Ambos devolveram ao humano aquilo que o determinismo queria retirar: complexidade, simbolização, criatividade. Em resumo: sua própria humanidade.
Mas há uma outra provocação que hoje se impõe com força: o quanto o determlinismo nos ajuda a pensar a relação do ser humano com o mundo de IA e robótica? Se acreditarmos que o ser humano é apenas um conjunto de reações neurológicas e comportamentos previsíveis, então máquinas suficientemente sofisticadas podem não só imitar, mas substituir aspectos centrais da experiência humana. Por outro lado, se reconhecemos que há no humano algo que escapa — capacidade simbólica, criação de sentido, liberdade interpretativa, afetos e emoções — então compreender os limites do determinismo é essencial para diferenciar o que pode ser automatizado daquilo que constitui a nossa singularidade mais profunda.

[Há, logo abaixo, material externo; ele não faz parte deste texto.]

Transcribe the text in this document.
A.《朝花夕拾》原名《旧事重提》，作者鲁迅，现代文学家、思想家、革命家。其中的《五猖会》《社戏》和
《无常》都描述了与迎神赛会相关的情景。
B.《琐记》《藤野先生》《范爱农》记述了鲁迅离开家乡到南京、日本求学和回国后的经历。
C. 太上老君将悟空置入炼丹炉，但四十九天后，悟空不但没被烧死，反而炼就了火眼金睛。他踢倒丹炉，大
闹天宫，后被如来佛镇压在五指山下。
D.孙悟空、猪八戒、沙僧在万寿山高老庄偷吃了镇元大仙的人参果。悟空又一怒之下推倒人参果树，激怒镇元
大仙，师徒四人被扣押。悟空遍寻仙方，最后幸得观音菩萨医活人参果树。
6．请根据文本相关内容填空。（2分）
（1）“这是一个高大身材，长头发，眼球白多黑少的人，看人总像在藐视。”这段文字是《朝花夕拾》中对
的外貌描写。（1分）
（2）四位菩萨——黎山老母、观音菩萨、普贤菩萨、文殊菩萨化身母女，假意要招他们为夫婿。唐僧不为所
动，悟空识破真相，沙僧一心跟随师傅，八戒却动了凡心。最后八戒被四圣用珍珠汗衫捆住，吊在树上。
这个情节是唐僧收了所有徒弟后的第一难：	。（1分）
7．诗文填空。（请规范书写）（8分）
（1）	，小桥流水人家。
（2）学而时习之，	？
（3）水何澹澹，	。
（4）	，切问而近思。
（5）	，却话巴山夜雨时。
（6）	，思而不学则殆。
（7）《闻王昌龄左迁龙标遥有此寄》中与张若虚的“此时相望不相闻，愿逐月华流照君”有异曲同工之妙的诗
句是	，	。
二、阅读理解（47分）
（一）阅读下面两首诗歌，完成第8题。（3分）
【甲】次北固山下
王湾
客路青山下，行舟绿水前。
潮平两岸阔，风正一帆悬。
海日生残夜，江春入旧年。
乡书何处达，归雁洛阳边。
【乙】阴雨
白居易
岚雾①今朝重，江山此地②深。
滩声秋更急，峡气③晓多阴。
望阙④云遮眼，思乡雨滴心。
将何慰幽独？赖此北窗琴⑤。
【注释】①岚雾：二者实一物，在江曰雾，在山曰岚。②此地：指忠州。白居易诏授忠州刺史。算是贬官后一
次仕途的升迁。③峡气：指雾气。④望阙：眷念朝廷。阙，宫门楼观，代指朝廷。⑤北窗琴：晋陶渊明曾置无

No fim das contas, pensar determinismo é pensar aquilo que nos faz humanos. Entre as forças que nos moldam e as possibilidades que criamos, existe um espaço de liberdade e imaginação. E é justamente esse espaço que precisamos proteger enquanto o futuro da IA avança — porque é nele que mora tudo aquilo que nenhuma máquina, por mais sofisticada, será capaz de substituir.